The C-SARIMA provides results that are in line even if compared to more complex models fed only by CGM data, such as the Echo State Network proposed by the authors in [
46], which gave an RMSE = 21.7 mg/dL for 30 min PH. Instead, it should be noticed that our approach provides similar or slightly inferior performance if compared to algorithms that exploit physiological knowledge, as in [
47], where the authors developed a patient-specific feed-forward neural network based on the transfer learning approach and integrated essential physiological knowledge into the structure, and as in [
48], where the authors developed a predictive algorithms based on a simplified physiological model of glucose dynamics to generate features for a support vector regression computing the glucose prediction ahead in time. Such an approach granted an RMSE = 19.5 mg/dL and RMSE = 35.7 mg/dL.
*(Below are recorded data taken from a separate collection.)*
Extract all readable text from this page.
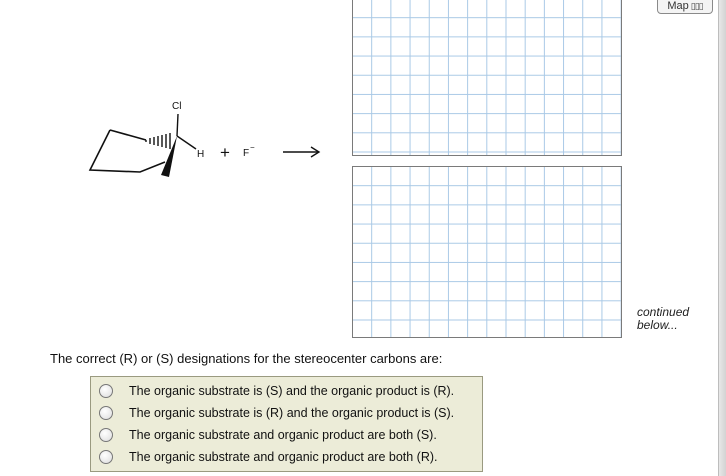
Cl
H + F
−
Map ▯▯▯
continued below...
The correct (R) or (S) designations for the stereocenter carbons are:
The organic substrate is (S) and the organic product is (R).
The organic substrate is (R) and the organic product is (S).
The organic substrate and organic product are both (S).
The organic substrate and organic product are both (R).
Moreover, comparing the main findings with respect to previous works on this methodology shows quite different results in terms of performance metrics. In [
26], the forecasting accuracy of the proposed methodology was measured by computing the RMSE and the MAPE for several PHs. Of note, the proposed methodology gave an RMSE = 9.99 mg/dL, 15.70 mg/dL, and 19.29 mg/dL for PH = 30, 45, and 60 min. However, the authors focused on evaluating how successfully the predicted trajectory fit the actual CGM data, which is different from evaluating the predicted glucose levels at a certain PH ahead in time, as described in [
27] and in this work. Another limitation of [
26] is related to the dataset: data were acquired during a clinical trial, which comprised 18 60 h closed-loop experiments based on scheduled meal intakes and exercise sessions. Due to the limited dataset, the reported results are related to the validation set only.
In the last work [
27], the RMSE was computed as described in Equation (
9), making a fair comparison between this work and [
27] possible. In particular, the RMSE achieved by predicting postprandial periods and post-hypo treatment periods was about 15 mg/dL and 25 mg/dL for PH = 30 and 60 min, respectively. In this work, as shown in
Table 3 and
Table 4, the RMSE for PH = 30 and PH = 60 was about 21 mg/dL and 32 mg/dL. The main difference among these results can be found in the dataset: in [
27], the authors exploited simulated datasets. These in silico simulations have been performed by exploiting a modified setup of the educational version of the UVA/Padova simulator [
28]. In simulated datasets, glucose responses are quite similar and well defined: after meal intake, BG rises, and it comes back to the euglycemic range within 2.5 h from the meal.